Finance Ministry Yields to Parliament’s Budget Demands Amid Scrutiny Over Recycled Allocations

The Ministry of Finance has made significant concessions in response to Parliament’s budgetary requests, indicating a change in approach following last year’s tense disputes between legislators and the Executive over funding priorities.

In its revised draft of the National Budget for the Financial Year 2025/26, the ministry integrated Shs3.98 trillion to align with Parliament’s proposals.

Nevertheless, lawmakers raised concerns over repeated items in the new budget that closely resemble those featured in the previous year’s supplementary allocations.

During a session of the Budget Committee on Tuesday, 29 April 2025, Deputy Chairperson Hon. Remigio Achia noted what he described as “promising” signs that the government had responded positively to Parliament’s previous input.

He pointed to funding commitments for essential sectors such as healthcare, tourism, and commercial diplomacy.

“Following last year’s intense disagreement involving us, the minister, and the President, it is evident that several of our suggestions have now been incorporated,” Achia remarked.

“For instance, we strongly advocated for a Shs100 billion allocation towards medicine supply for health centres. This time around, that proposal has been taken on board,” he stated.

Achia also commended the Ministry’s decision to allocate Shs00 billion to the Uganda National Bureau of Standards, recognizing the institution’s vital contribution to agro-industrial development.

“In the past, the bureau was overlooked, but now they have received funds for staffing, equipping laboratories, and purchasing vehicles. This reflects a genuine commitment to agro-industrialisation,” he added.

Additional enhancements included support for the Uganda Development Corporation and increased funding for diplomatic missions under a new commercial diplomacy framework.

“This is the right direction. Let our embassies promote our coffee, our products, and our way of life,” Achia said.

However, the committee expressed disapproval over what was termed as recycled budget provisions.

Achia observed that allocations such as the Shs50 billion for railway restoration and Shs25.7 billion for Ministry of Lands activities—originally presented in the January supplementary budget—had reappeared in the new budget with identical justifications.

“That makes one question whether they believe we’ve forgotten everything between January and April. It’s the exact wording from the January document,” Achia commented.

Hon. Faith Nakut (NRM, Napak District Woman Representative) similarly flagged the reappearance of previously funded items in the proposed budget for the next fiscal year.

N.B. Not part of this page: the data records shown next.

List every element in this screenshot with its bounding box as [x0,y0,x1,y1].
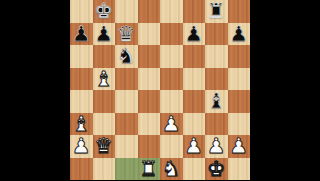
square-e5[interactable] [160,68,183,91]
square-g5[interactable] [205,68,228,91]
square-c5[interactable] [115,68,138,91]
white-pawn-piece[interactable]: ♟ [70,135,93,158]
white-bishop-piece[interactable]: ♝ [93,68,116,91]
square-f8[interactable] [183,0,206,23]
square-b3[interactable] [93,113,116,136]
square-c3[interactable] [115,113,138,136]
square-h7[interactable]: ♟ [228,23,251,46]
white-queen-piece[interactable]: ♛ [93,135,116,158]
square-g1[interactable]: ♚ [205,158,228,181]
square-h6[interactable] [228,45,251,68]
square-f4[interactable] [183,90,206,113]
white-rook-piece[interactable]: ♜ [138,158,161,181]
square-f6[interactable] [183,45,206,68]
square-h1[interactable] [228,158,251,181]
square-e8[interactable] [160,0,183,23]
square-g2[interactable]: ♟ [205,135,228,158]
black-rook-piece[interactable]: ♜ [205,0,228,23]
square-g4[interactable]: ♝ [205,90,228,113]
square-f2[interactable]: ♟ [183,135,206,158]
square-b7[interactable]: ♟ [93,23,116,46]
square-a4[interactable] [70,90,93,113]
black-king-piece[interactable]: ♚ [93,0,116,23]
square-c6[interactable]: ♞ [115,45,138,68]
square-d8[interactable] [138,0,161,23]
white-king-piece[interactable]: ♚ [205,158,228,181]
white-bishop-piece[interactable]: ♝ [70,113,93,136]
square-h3[interactable] [228,113,251,136]
square-g6[interactable] [205,45,228,68]
square-d7[interactable] [138,23,161,46]
black-pawn-piece[interactable]: ♟ [93,23,116,46]
white-pawn-piece[interactable]: ♟ [183,135,206,158]
white-pawn-piece[interactable]: ♟ [205,135,228,158]
square-a7[interactable]: ♟ [70,23,93,46]
square-c2[interactable] [115,135,138,158]
black-knight-piece[interactable]: ♞ [115,45,138,68]
black-pawn-piece[interactable]: ♟ [70,23,93,46]
square-e3[interactable]: ♟ [160,113,183,136]
square-h4[interactable] [228,90,251,113]
square-d6[interactable] [138,45,161,68]
square-h8[interactable] [228,0,251,23]
square-a5[interactable] [70,68,93,91]
chess-board: ♚♜♟♟♛♟♟♞♝♝♝♟♟♛♟♟♟♜♞♚ [70,0,250,180]
square-a6[interactable] [70,45,93,68]
square-f7[interactable]: ♟ [183,23,206,46]
square-b5[interactable]: ♝ [93,68,116,91]
square-e1[interactable]: ♞ [160,158,183,181]
square-d5[interactable] [138,68,161,91]
black-bishop-piece[interactable]: ♝ [205,90,228,113]
square-e6[interactable] [160,45,183,68]
square-e7[interactable] [160,23,183,46]
square-d4[interactable] [138,90,161,113]
white-knight-piece[interactable]: ♞ [160,158,183,181]
black-queen-piece[interactable]: ♛ [115,23,138,46]
square-h2[interactable]: ♟ [228,135,251,158]
black-pawn-piece[interactable]: ♟ [183,23,206,46]
square-g3[interactable] [205,113,228,136]
square-b2[interactable]: ♛ [93,135,116,158]
square-a3[interactable]: ♝ [70,113,93,136]
square-e2[interactable] [160,135,183,158]
square-h5[interactable] [228,68,251,91]
square-b1[interactable] [93,158,116,181]
square-f5[interactable] [183,68,206,91]
square-c8[interactable] [115,0,138,23]
black-pawn-piece[interactable]: ♟ [228,23,251,46]
square-d3[interactable] [138,113,161,136]
square-b4[interactable] [93,90,116,113]
square-f1[interactable] [183,158,206,181]
square-b6[interactable] [93,45,116,68]
white-pawn-piece[interactable]: ♟ [228,135,251,158]
square-g8[interactable]: ♜ [205,0,228,23]
square-c1[interactable] [115,158,138,181]
square-b8[interactable]: ♚ [93,0,116,23]
square-d1[interactable]: ♜ [138,158,161,181]
white-pawn-piece[interactable]: ♟ [160,113,183,136]
square-e4[interactable] [160,90,183,113]
video-frame: ♚♜♟♟♛♟♟♞♝♝♝♟♟♛♟♟♟♜♞♚ [0,0,320,180]
square-g7[interactable] [205,23,228,46]
square-a8[interactable] [70,0,93,23]
square-d2[interactable] [138,135,161,158]
square-c4[interactable] [115,90,138,113]
square-a2[interactable]: ♟ [70,135,93,158]
square-a1[interactable] [70,158,93,181]
square-c7[interactable]: ♛ [115,23,138,46]
square-f3[interactable] [183,113,206,136]
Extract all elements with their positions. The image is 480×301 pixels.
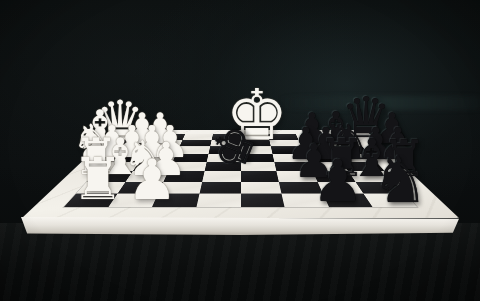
pieces-layer: ♝♛♟♟♞♟♟♟♟♜♝♞♟♜♟♚♚♟♝♛♟♟♟♞♟♟♟♜♝♜♟♞ (0, 0, 480, 301)
white-rook: ♜ (72, 150, 124, 208)
white-pawn: ♟ (127, 152, 177, 208)
black-pawn: ♟ (312, 152, 364, 210)
black-knight: ♞ (371, 148, 428, 212)
photo-canvas: { "game": "chess", "scene_type": "staged… (0, 0, 480, 301)
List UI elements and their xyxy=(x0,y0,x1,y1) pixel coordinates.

Responding to the concern, Minister of State for Finance (General Duties), Hon. Henry Musasizi, acknowledged the oversight and pledged further examination.

“I appreciate the committee highlighting this issue; it’s one of the areas we will review and resolve. We’ll assess the implementation plan, past disbursements, and whether the funds in the earlier supplementary were actually released to the beneficiary entity,” he said.

Musasizi also defended the inclusion of repeated items, explaining that some were deliberately placed in the main budget to reduce the need for future supplementary appropriations.

“If certain items are of a recurring nature, we decided to include them in this year’s main budget to institutionalize their funding,” he concluded.